Il est administré en 2 doses à toute personne de plus de 1 an, avec un intervalle d’au moins 14 jours
entre les 2 doses.
EUVICHOL®/EUVICHOL-PLUS® est comparable à SHANCHOL® en termes de formulation,
immunogénicité et profil de sécurité.

WC/rBS (DUKORAL®) est un vaccin monovalent constitué de cellules entières tuées de Vibrio
cholerae O1 (classique et El Tor) et d’une sous-unité B recombinante purifiée de la toxine
cholérique (WC/rBS).
La suspension doit être mélangée avec une solution tampon.
Le vaccin est administré par voie orale en 3 doses chez les enfants de 2 ans à < 6 ans et en 2 doses
chez les enfants ≥ 6 ans et les adultes. L’intervalle entre les doses doit être au minimum d’une
semaine et au maximum de 6 semaines. Il confère une semaine après une efficacité de 85-90%

Les recommandations actuelles de l’OMS en matière de vaccination sont les suivantes :

- En zone d’endémie, aucun vaccin n’est recommandé, l’information éducation communication


(I.E.C) prime.

- En épidémie explosive (taux brut de décès > 1/10000) le vaccin n’est pas recommandé ; les priorités
sont un traitement efficace, la fourniture d’eau potable, l’évacuation des déchets humains.
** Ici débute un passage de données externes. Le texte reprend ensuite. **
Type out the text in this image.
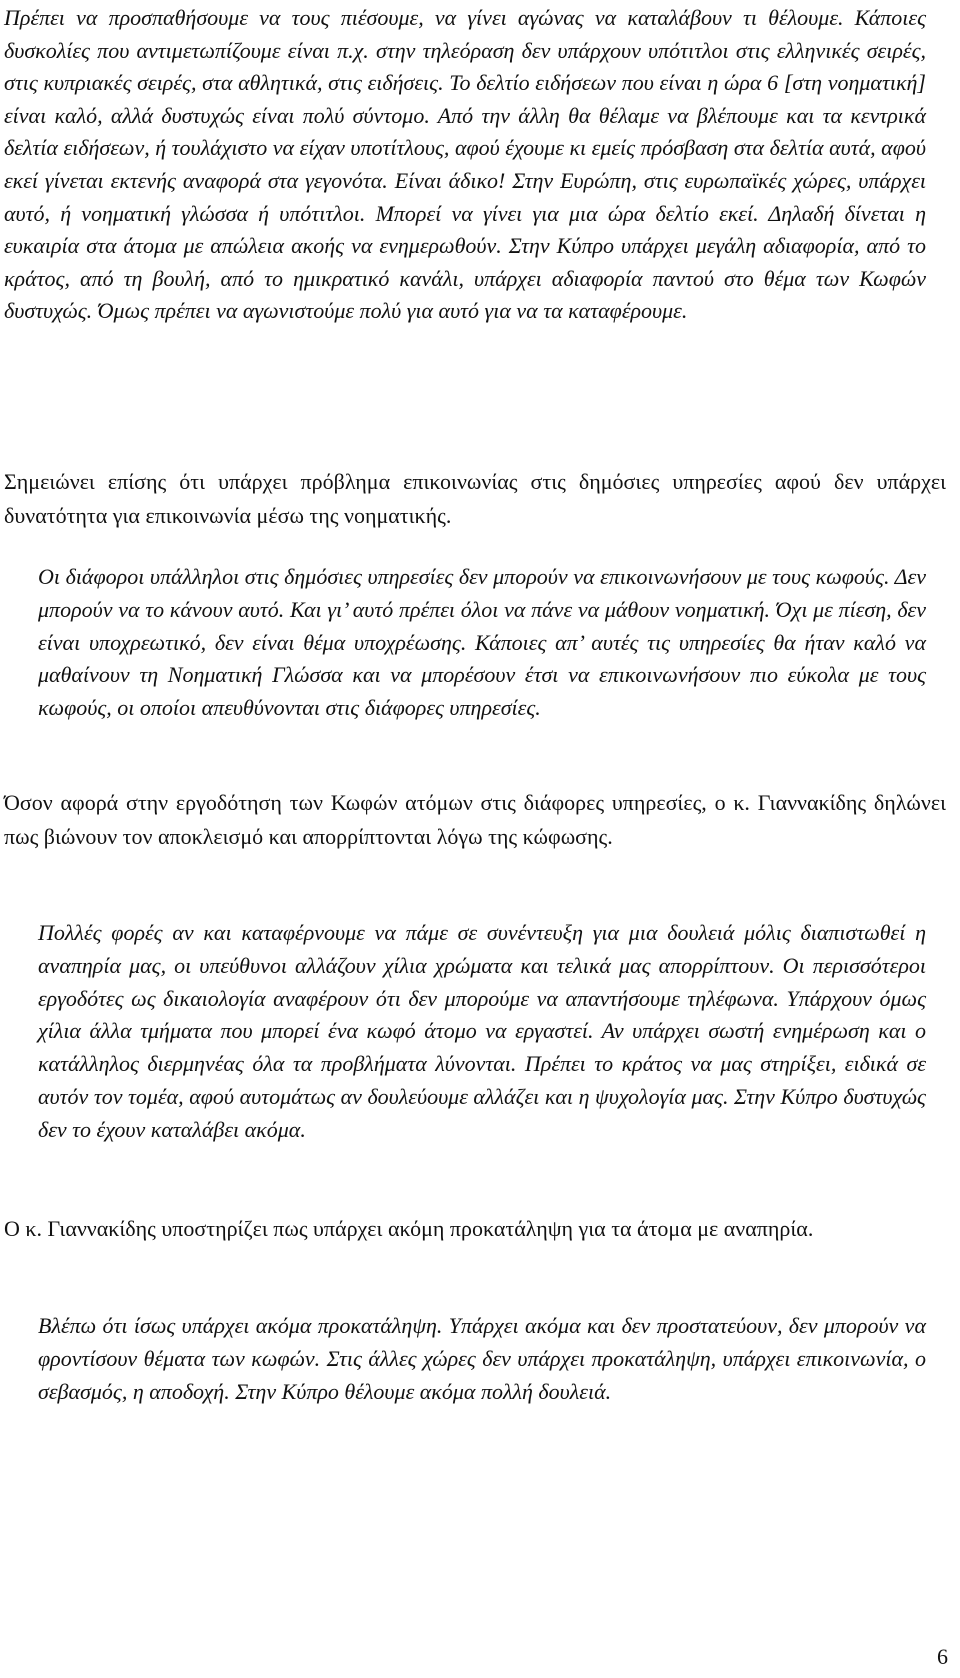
Πρέπει να προσπαθήσουμε να τους πιέσουμε, να γίνει αγώνας να καταλάβουν τι θέλουμε. Κάποιες δυσκολίες που αντιμετωπίζουμε είναι π.χ. στην τηλεόραση δεν υπάρχουν υπότιτλοι στις ελληνικές σειρές, στις κυπριακές σειρές, στα αθλητικά, στις ειδήσεις. Το δελτίο ειδήσεων που είναι η ώρα 6 [στη νοηματική] είναι καλό, αλλά δυστυχώς είναι πολύ σύντομο. Από την άλλη θα θέλαμε να βλέπουμε και τα κεντρικά δελτία ειδήσεων, ή τουλάχιστο να είχαν υποτίτλους, αφού έχουμε κι εμείς πρόσβαση στα δελτία αυτά, αφού εκεί γίνεται εκτενής αναφορά στα γεγονότα. Είναι άδικο! Στην Ευρώπη, στις ευρωπαϊκές χώρες, υπάρχει αυτό, ή νοηματική γλώσσα ή υπότιτλοι. Μπορεί να γίνει για μια ώρα δελτίο εκεί. Δηλαδή δίνεται η ευκαιρία στα άτομα με απώλεια ακοής να ενημερωθούν. Στην Κύπρο υπάρχει μεγάλη αδιαφορία, από το κράτος, από τη βουλή, από το ημικρατικό κανάλι, υπάρχει αδιαφορία παντού στο θέμα των Κωφών δυστυχώς. Όμως πρέπει να αγωνιστούμε πολύ για αυτό για να τα καταφέρουμε.

Σημειώνει επίσης ότι υπάρχει πρόβλημα επικοινωνίας στις δημόσιες υπηρεσίες αφού δεν υπάρχει δυνατότητα για επικοινωνία μέσω της νοηματικής.

Οι διάφοροι υπάλληλοι στις δημόσιες υπηρεσίες δεν μπορούν να επικοινωνήσουν με τους κωφούς. Δεν μπορούν να το κάνουν αυτό. Και γι’ αυτό πρέπει όλοι να πάνε να μάθουν νοηματική. Όχι με πίεση, δεν είναι υποχρεωτικό, δεν είναι θέμα υποχρέωσης. Κάποιες απ’ αυτές τις υπηρεσίες θα ήταν καλό να μαθαίνουν τη Νοηματική Γλώσσα και να μπορέσουν έτσι να επικοινωνήσουν πιο εύκολα με τους κωφούς, οι οποίοι απευθύνονται στις διάφορες υπηρεσίες.

Όσον αφορά στην εργοδότηση των Κωφών ατόμων στις διάφορες υπηρεσίες, ο κ. Γιαννακίδης δηλώνει πως βιώνουν τον αποκλεισμό και απορρίπτονται λόγω της κώφωσης.

Πολλές φορές αν και καταφέρνουμε να πάμε σε συνέντευξη για μια δουλειά μόλις διαπιστωθεί η αναπηρία μας, οι υπεύθυνοι αλλάζουν χίλια χρώματα και τελικά μας απορρίπτουν. Οι περισσότεροι εργοδότες ως δικαιολογία αναφέρουν ότι δεν μπορούμε να απαντήσουμε τηλέφωνα. Υπάρχουν όμως χίλια άλλα τμήματα που μπορεί ένα κωφό άτομο να εργαστεί. Αν υπάρχει σωστή ενημέρωση και ο κατάλληλος διερμηνέας όλα τα προβλήματα λύνονται. Πρέπει το κράτος να μας στηρίξει, ειδικά σε αυτόν τον τομέα, αφού αυτομάτως αν δουλεύουμε αλλάζει και η ψυχολογία μας. Στην Κύπρο δυστυχώς δεν το έχουν καταλάβει ακόμα.

Ο κ. Γιαννακίδης υποστηρίζει πως υπάρχει ακόμη προκατάληψη για τα άτομα με αναπηρία.

Βλέπω ότι ίσως υπάρχει ακόμα προκατάληψη. Υπάρχει ακόμα και δεν προστατεύουν, δεν μπορούν να φροντίσουν θέματα των κωφών. Στις άλλες χώρες δεν υπάρχει προκατάληψη, υπάρχει επικοινωνία, ο σεβασμός, η αποδοχή. Στην Κύπρο θέλουμε ακόμα πολλή δουλειά.

6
Plus aucun pays n’exige de certificat de vaccination contre le choléra comme condition d’entrée sur
son territoire.

c) Concernant la chimioprophylaxie à l’échelon individuel, pour voyageurs ou personnels


humanitaires, en zone atteinte, le traitement présomptif par une fluoroquinolone dès le début des
symptômes intestinaux est une attitude recommandable.

Conclusion

Le choléra est une affection pestilentielle, compagnon des catastrophes naturelles et de l’insalubrité
qu’une bonne politique d’assainissement assortie des la promotion des bonnes conditions d’hygiène
pourrait faire reculer de nos pays en voie de développement.